The determination of the fair value of assets and liabilities is based on the market for the
assets and the settlement value of the liabilities. These estimates are made by management based on
our experience with similar assets and liabilities. For the years ended December 31, 2009, 2008 and
2007, no significant changes have been made to the methodology utilized to value assets acquired or
liabilities assumed. Our estimates of the fair values of assets acquired and liabilities assumed
have proved to be reliable in the past.
Given the nature of the evaluation of the fair value of assets acquired and liabilities
assumed and the application to specific assets and liabilities, it is not possible to reasonably
quantify the impact of changes in these assumptions.
Share-Based Compensation. We have historically compensated our executives and employees, in
part, with stock options and restricted stock. Based on the requirements of the Stock Compensation
Topic of the ASC, we accounted for stock option and restricted stock awards in 2007, 2008 and 2009
using a fair-value based method, resulting in compensation expense for stock-based awards being
recorded in our consolidated statements of income (loss). Determining the fair value of stock-based
awards at the grant date requires judgment, including estimating the expected term of stock
options, the expected volatility of our stock and expected dividends. In addition, judgment is
required in estimating the amount of stock-based awards that are expected to be forfeited.

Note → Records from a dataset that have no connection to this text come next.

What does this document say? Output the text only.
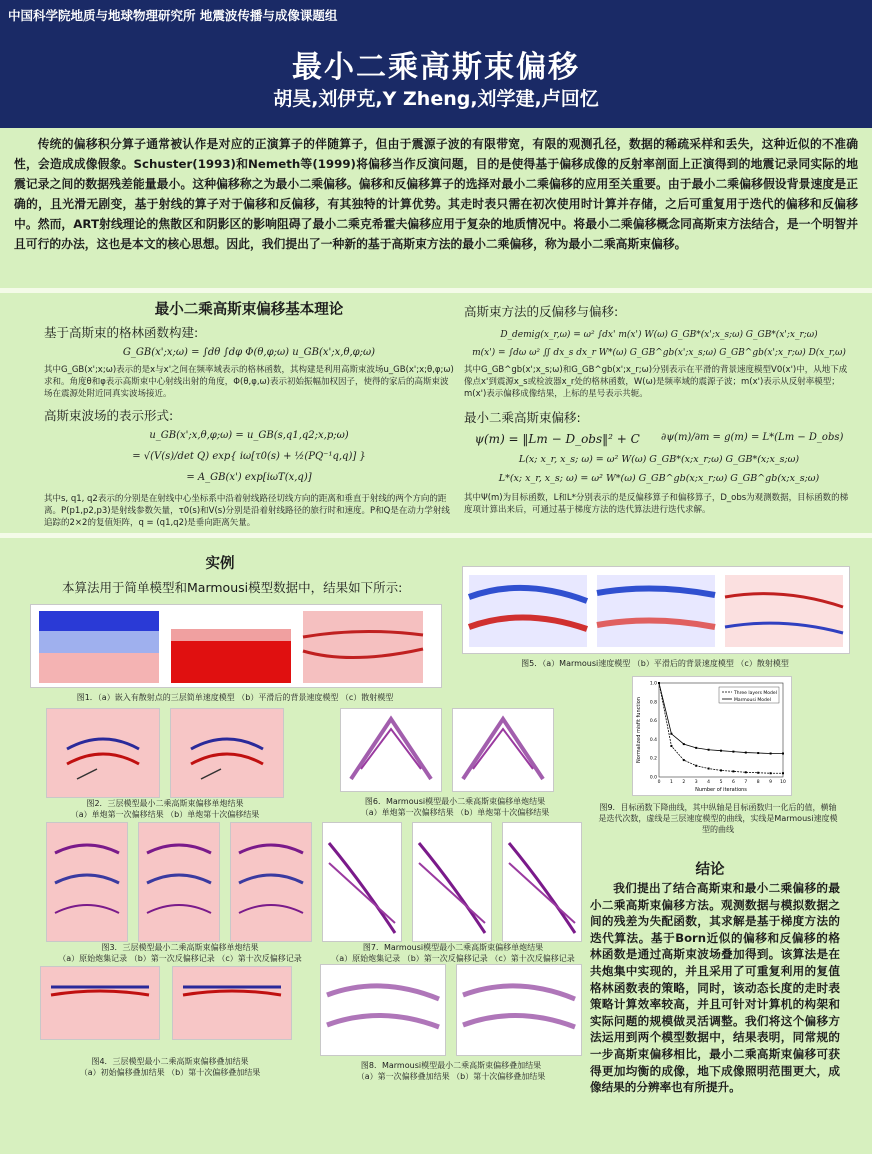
中国科学院地质与地球物理研究所 地震波传播与成像课题组
最小二乘高斯束偏移
胡昊,刘伊克,Y Zheng,刘学建,卢回忆
传统的偏移积分算子通常被认作是对应的正演算子的伴随算子，但由于震源子波的有限带宽，有限的观测孔径，数据的稀疏采样和丢失，这种近似的不准确性，会造成成像假象。Schuster(1993)和Nemeth等(1999)将偏移当作反演问题，目的是使得基于偏移成像的反射率剖面上正演得到的地震记录同实际的地震记录之间的数据残差能量最小。这种偏移称之为最小二乘偏移。偏移和反偏移算子的选择对最小二乘偏移的应用至关重要。由于最小二乘偏移假设背景速度是正确的，且光滑无剧变，基于射线的算子对于偏移和反偏移，有其独特的计算优势。其走时表只需在初次使用时计算并存储，之后可重复用于迭代的偏移和反偏移中。然而，ART射线理论的焦散区和阴影区的影响阻碍了最小二乘克希霍夫偏移应用于复杂的地质情况中。将最小二乘偏移概念同高斯束方法结合，是一个明智并且可行的办法，这也是本文的核心思想。因此，我们提出了一种新的基于高斯束方法的最小二乘偏移，称为最小二乘高斯束偏移。
最小二乘高斯束偏移基本理论
基于高斯束的格林函数构建:
G_GB(x';x;ω) = ∫dθ ∫dφ Φ(θ,φ;ω) u_GB(x';x,θ,φ;ω)
其中G_GB(x';x;ω)表示的是x与x'之间在频率域表示的格林函数，其构建是利用高斯束波场u_GB(x';x;θ,φ;ω)求和。角度θ和φ表示高斯束中心射线出射的角度，Φ(θ,φ,ω)表示初始振幅加权因子，使得的家后的高斯束波场在震源处附近同真实波场接近。
高斯束波场的表示形式:
u_GB(x';x,θ,φ;ω) = u_GB(s,q1,q2;x,p;ω)
= √(V(s)/det Q) exp{ iω[τ0(s) + ½(PQ⁻¹q,q)] }
= A_GB(x') exp[iωT(x,q)]
其中s, q1, q2表示的分别是在射线中心坐标系中沿着射线路径切线方向的距离和垂直于射线的两个方向的距离。P(p1,p2,p3)是射线参数矢量，τ0(s)和V(s)分别是沿着射线路径的旅行时和速度。P和Q是在动力学射线追踪的2×2的复值矩阵，q = (q1,q2)是垂向距离矢量。
高斯束方法的反偏移与偏移:
D_demig(x_r,ω) = ω² ∫dx' m(x') W(ω) G_GB*(x';x_s;ω) G_GB*(x';x_r;ω)
m(x') = ∫dω ω² ∬ dx_s dx_r W*(ω) G_GB^gb(x';x_s;ω) G_GB^gb(x';x_r;ω) D(x_r,ω)
其中G_GB^gb(x';x_s;ω)和G_GB^gb(x';x_r;ω)分别表示在平滑的背景速度模型V0(x')中，从地下成像点x'到震源x_s或检波器x_r处的格林函数，W(ω)是频率域的震源子波；m(x')表示从反射率模型；m(x')表示偏移成像结果，上标的星号表示共轭。
最小二乘高斯束偏移:
ψ(m) = ‖Lm − D_obs‖² + C ∂ψ(m)/∂m = g(m) = L*(Lm − D_obs)
L(x; x_r, x_s; ω) = ω² W(ω) G_GB*(x;x_r;ω) G_GB*(x;x_s;ω)
L*(x; x_r, x_s; ω) = ω² W*(ω) G_GB^gb(x;x_r;ω) G_GB^gb(x;x_s;ω)
其中Ψ(m)为目标函数，L和L*分别表示的是反偏移算子和偏移算子，D_obs为观测数据，目标函数的梯度项计算出来后，可通过基于梯度方法的迭代算法进行迭代求解。
实例
本算法用于简单模型和Marmousi模型数据中，结果如下所示:
图1．（a）嵌入有散射点的三层简单速度模型 （b）平滑后的背景速度模型 （c）散射模型
图2．三层模型最小二乘高斯束偏移单炮结果
（a）单炮第一次偏移结果 （b）单炮第十次偏移结果
图3．三层模型最小二乘高斯束偏移单炮结果
（a）原始炮集记录 （b）第一次反偏移记录 （c）第十次反偏移记录
图4．三层模型最小二乘高斯束偏移叠加结果
（a）初始偏移叠加结果 （b）第十次偏移叠加结果
图5．（a）Marmousi速度模型 （b）平滑后的背景速度模型 （c）散射模型
图6．Marmousi模型最小二乘高斯束偏移单炮结果
（a）单炮第一次偏移结果 （b）单炮第十次偏移结果
图7．Marmousi模型最小二乘高斯束偏移单炮结果
（a）原始炮集记录 （b）第一次反偏移记录 （c）第十次反偏移记录
图8．Marmousi模型最小二乘高斯束偏移叠加结果
（a）第一次偏移叠加结果 （b）第十次偏移叠加结果
Number of iterations
Normalized misfit function
Three layers Model
Marmousi Model
0 1 2 3 4 5 6 7 8 9 10
0.0
0.2
0.4
0.6
0.8
1.0
图9．目标函数下降曲线，其中纵轴是目标函数归一化后的值，横轴是迭代次数，虚线是三层速度模型的曲线，实线是Marmousi速度模型的曲线
结论
我们提出了结合高斯束和最小二乘偏移的最小二乘高斯束偏移方法。观测数据与模拟数据之间的残差为失配函数，其求解是基于梯度方法的迭代算法。基于Born近似的偏移和反偏移的格林函数是通过高斯束波场叠加得到。该算法是在共炮集中实现的，并且采用了可重复利用的复值格林函数表的策略，同时，该动态长度的走时表策略计算效率较高，并且可针对计算机的构架和实际问题的规模做灵活调整。我们将这个偏移方法运用到两个模型数据中，结果表明，同常规的一步高斯束偏移相比，最小二乘高斯束偏移可获得更加均衡的成像，地下成像照明范围更大，成像结果的分辨率也有所提升。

Because
the determination of these various assumptions is subject to significant management judgment and
different assumptions could result in material differences in amounts recorded in our consolidated
financial statements, management believes that accounting estimates related to the valuation of
stock-based awards are critical.
The assumptions used to estimate the fair market value of our stock options are based on
historical and expected performance of our common shares in the open market, expectations with
regard to the pattern with which our employees will exercise their options and the likelihood that
dividends will be paid to holders of our common shares. For the years ended December 31, 2009, 2008
and 2007, no significant changes have been made to the methodology utilized to determine the
assumptions used in these calculations.